Сад мучений - Мирбо Октав. Страница 31
Какая-то птичка, совершенно желтая, неся в клюве длинный стебель хлопчатника, возвратилась в свое гнездо, скрытое в глубине листвы, украшавшей вертушки мучительной постройки, у подножия которой сидел палач.
Последний сейчас мечтал; лицо его успокоилось, гримасы сгладились, и меланхолия сменила жестокость.
– То же, что и с цветами, – пробормотал он помолчав.
Черная кошка, вышедшая из кустарников, изогнув спину и размахивая хвостом, подошла к нему и с мурлыканием начала тереться. Он важно погладил ее. Потом кошка, заметив жука, легла за кустом травы и, насторожив уши, сверкая глазами, начала следить за капризным полетом в воздухе насекомого. Палач, патриотические сетования которого были прерваны этим появлением, покачал головой и заговорил:
– То же, что и с цветами. Мы также потеряли весь смысл цветов. Мы больше уже не понимаем цветов. Поверите ли, что нам шлют цветы из Европы, – нам, владеющим самой разнообразной флорой на всем земном шаре. Чего теперь нам только не присылают! Фуражки, велосипеды, мебель, кофейные мельницы, вино и цветы. А если бы вы знали, какие мрачные глупости, какое сентиментальное убожество, декадентскую нелепицу высказывают наши поэты о цветах?
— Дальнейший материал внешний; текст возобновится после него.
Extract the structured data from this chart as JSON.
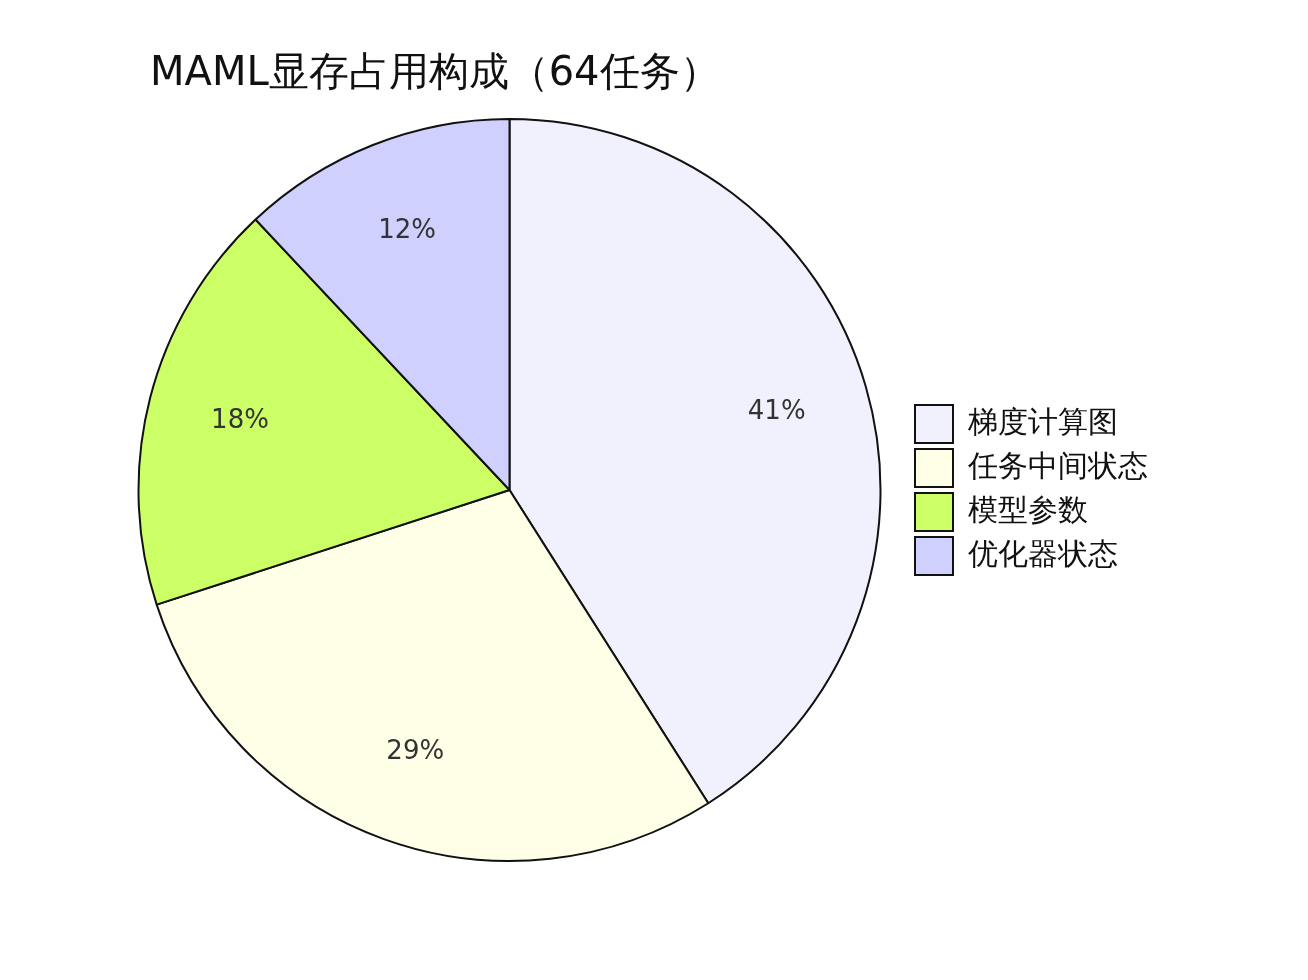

Это ужасно! Некоторые из них утверждают, что цветы развратны! Развратны – цветы! На самом деле уже не знают, чего и выдумать! Можете ли вы, миледи, представить себе подобную чудовищную бессмыслицу? Цветы страстны, жестоки, ужасны и великолепны, как любовь!
Он сорвал лютик, мягко покачивавший около него, на газоне, своей золотой головкой, и с бесконечной нежностью, медленно, любовно начал вертеть его в своих толстых красных пальцах, в которых местами лущилась засохшая кровь.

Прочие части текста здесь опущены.